Today Rockstar Games revealed the third trailer for Red Dead Redemption 2, sequel to the hit open world wild west title Red Dead Redemption which launched in 2010.
Red Dead Redemption 2 follows the story of Arthur Morgan and the Van Der Linde gang, the same gang players hunt down the remaining members of in the first Red Dead Redemption. In this new trailer a little more of each character is shown with them either riding into action on horseback or stabbing a foe on the ground.
This third trailer is the first one to show some gameplay of Red Dead Redemption 2, something that fans and critics alike have been waiting for since its announcement.

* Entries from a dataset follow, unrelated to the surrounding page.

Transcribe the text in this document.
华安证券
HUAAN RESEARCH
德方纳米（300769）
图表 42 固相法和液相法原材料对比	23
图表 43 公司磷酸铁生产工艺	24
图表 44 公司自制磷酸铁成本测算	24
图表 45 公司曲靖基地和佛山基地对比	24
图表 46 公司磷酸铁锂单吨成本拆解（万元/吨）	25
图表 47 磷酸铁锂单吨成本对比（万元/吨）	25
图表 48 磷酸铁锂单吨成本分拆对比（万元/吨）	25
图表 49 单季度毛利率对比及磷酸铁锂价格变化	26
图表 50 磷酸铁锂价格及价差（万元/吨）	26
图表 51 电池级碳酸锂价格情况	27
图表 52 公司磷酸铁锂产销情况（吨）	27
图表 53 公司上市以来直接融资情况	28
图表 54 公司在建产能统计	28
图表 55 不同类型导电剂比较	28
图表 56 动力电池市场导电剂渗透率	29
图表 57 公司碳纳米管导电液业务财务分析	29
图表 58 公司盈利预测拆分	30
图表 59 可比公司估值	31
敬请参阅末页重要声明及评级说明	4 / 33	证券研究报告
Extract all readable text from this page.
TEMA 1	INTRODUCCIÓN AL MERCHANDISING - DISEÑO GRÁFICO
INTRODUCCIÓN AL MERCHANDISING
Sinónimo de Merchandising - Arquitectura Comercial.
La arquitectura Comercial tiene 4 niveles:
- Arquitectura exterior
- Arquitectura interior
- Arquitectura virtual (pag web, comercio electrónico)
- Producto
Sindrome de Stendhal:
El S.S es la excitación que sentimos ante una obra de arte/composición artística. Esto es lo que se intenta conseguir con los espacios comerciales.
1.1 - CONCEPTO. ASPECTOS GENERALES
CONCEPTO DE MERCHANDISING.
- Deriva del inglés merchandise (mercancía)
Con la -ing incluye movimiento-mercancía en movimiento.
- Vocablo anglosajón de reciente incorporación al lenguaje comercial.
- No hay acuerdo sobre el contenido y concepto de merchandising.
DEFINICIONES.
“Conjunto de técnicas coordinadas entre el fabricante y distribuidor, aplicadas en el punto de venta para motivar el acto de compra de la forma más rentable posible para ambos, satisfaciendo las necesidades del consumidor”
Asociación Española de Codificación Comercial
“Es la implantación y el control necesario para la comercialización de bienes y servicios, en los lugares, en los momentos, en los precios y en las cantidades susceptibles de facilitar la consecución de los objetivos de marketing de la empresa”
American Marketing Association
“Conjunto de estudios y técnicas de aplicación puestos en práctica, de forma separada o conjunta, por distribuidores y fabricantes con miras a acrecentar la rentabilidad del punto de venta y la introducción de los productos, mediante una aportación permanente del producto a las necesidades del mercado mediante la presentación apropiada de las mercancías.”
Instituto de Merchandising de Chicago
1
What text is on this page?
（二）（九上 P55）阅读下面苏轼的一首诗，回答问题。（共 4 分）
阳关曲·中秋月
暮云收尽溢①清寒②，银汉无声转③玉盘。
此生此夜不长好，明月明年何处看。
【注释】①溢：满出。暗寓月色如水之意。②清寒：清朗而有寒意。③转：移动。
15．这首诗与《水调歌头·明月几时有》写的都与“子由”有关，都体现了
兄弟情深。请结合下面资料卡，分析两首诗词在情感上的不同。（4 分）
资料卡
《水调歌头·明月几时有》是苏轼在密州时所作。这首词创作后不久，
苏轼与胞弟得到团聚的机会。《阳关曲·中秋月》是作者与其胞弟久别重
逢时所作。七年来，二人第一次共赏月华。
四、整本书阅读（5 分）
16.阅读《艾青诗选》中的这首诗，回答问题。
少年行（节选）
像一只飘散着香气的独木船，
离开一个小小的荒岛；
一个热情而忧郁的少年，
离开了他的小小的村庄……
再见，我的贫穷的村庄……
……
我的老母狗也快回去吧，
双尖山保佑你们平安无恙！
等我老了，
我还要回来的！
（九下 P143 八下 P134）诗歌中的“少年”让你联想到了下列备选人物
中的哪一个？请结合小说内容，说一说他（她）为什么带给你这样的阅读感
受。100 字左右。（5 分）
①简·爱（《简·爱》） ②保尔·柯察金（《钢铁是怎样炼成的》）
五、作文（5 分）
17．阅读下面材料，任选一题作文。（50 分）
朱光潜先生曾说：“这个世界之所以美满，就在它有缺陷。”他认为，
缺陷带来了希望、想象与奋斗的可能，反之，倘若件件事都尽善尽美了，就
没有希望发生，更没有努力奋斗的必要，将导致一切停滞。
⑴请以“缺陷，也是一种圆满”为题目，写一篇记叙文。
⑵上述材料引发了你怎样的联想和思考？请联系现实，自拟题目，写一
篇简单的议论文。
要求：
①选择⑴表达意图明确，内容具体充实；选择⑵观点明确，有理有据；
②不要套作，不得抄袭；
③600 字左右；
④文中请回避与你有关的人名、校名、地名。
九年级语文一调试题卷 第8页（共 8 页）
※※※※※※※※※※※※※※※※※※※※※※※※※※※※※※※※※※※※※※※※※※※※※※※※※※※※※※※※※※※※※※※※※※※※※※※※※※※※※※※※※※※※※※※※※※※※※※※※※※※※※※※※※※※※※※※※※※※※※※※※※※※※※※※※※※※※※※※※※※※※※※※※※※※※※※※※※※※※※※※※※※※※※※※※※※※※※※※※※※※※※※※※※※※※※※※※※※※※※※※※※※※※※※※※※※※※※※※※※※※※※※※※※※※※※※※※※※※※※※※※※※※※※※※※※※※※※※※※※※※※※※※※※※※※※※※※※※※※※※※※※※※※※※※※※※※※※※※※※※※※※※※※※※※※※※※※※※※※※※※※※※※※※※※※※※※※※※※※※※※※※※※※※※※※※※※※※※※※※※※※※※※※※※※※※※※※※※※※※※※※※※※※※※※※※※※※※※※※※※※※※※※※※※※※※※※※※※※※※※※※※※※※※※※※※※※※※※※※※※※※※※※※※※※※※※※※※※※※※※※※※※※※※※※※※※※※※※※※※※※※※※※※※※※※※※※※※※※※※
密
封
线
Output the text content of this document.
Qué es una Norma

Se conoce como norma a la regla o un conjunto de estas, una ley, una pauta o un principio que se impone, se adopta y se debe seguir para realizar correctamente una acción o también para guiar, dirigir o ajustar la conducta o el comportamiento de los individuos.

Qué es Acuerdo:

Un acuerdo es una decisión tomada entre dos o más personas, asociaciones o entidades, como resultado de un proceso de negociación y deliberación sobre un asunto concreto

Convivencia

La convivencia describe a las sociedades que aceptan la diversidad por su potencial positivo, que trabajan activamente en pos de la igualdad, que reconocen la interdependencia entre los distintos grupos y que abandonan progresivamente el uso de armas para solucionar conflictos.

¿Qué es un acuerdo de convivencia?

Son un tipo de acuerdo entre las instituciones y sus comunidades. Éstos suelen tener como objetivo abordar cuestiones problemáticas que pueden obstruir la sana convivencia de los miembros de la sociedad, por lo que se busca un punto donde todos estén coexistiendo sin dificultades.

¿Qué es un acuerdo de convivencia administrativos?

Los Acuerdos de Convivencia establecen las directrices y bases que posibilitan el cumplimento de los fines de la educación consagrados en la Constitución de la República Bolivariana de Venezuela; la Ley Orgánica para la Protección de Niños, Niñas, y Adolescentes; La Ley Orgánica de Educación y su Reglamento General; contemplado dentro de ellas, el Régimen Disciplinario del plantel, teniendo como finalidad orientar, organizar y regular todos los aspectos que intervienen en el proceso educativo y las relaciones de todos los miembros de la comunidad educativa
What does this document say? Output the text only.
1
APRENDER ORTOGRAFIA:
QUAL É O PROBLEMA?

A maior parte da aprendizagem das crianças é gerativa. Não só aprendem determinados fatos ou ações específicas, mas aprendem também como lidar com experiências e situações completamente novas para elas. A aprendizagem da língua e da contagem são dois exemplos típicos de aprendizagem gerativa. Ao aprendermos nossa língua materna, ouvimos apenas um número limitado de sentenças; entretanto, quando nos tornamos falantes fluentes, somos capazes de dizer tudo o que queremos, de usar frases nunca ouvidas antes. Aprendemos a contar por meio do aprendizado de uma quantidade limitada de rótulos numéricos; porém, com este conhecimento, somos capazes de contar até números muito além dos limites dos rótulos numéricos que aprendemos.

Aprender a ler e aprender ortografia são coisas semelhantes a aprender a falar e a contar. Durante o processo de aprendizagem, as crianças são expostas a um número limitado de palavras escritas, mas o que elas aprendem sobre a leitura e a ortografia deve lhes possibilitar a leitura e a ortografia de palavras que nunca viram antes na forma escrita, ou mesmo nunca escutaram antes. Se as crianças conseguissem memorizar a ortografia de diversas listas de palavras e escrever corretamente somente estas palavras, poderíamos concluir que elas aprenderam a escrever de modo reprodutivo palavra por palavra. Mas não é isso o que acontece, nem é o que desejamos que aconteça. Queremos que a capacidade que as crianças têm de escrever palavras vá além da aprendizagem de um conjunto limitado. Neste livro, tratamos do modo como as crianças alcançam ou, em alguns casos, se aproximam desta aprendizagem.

The visuals look stunning, as would be expected from a Rockstar game after how well Grand Theft Auto 5 still looks this long after launch.
A young John Marston, protagonist of the first game, can be seen being held by someone, fresh wounds on his face that players know so well as his scars later in life. It’s likely that players will see the adoption of Marston into the gang, commiting the various crimes that land him in the position he’s in when players first met him.
The world looks to be as full as that of Grand Theft Auto 5, through with the obvious setting change. There are still random encounters to be had with wagons in need of assistance, as well as entire crowds of people filling each and every town.
With more details should come more activities, if Grand Theft Auto 5 is anything to go by. The first game had encounters with strangers all around the game world, but Grand Theft Auto 5 introduced strangers with ongoing quests that last the rest of the game. The inclusion of these would certainly put Red Dead Redemption 2 in the runnings to overtake Grand Theft Auto 5 in popularity.
There were no details about the online variant of Red Dead Redemption 2 shown, but it should be safe to say that it will use the same game world to bring players together like never before. With Grand Theft Auto Online still generating money for Rockstar Games and Take-Two Interactive there will be some form of monetisation, the question is how deep and expensive that monetisation will be.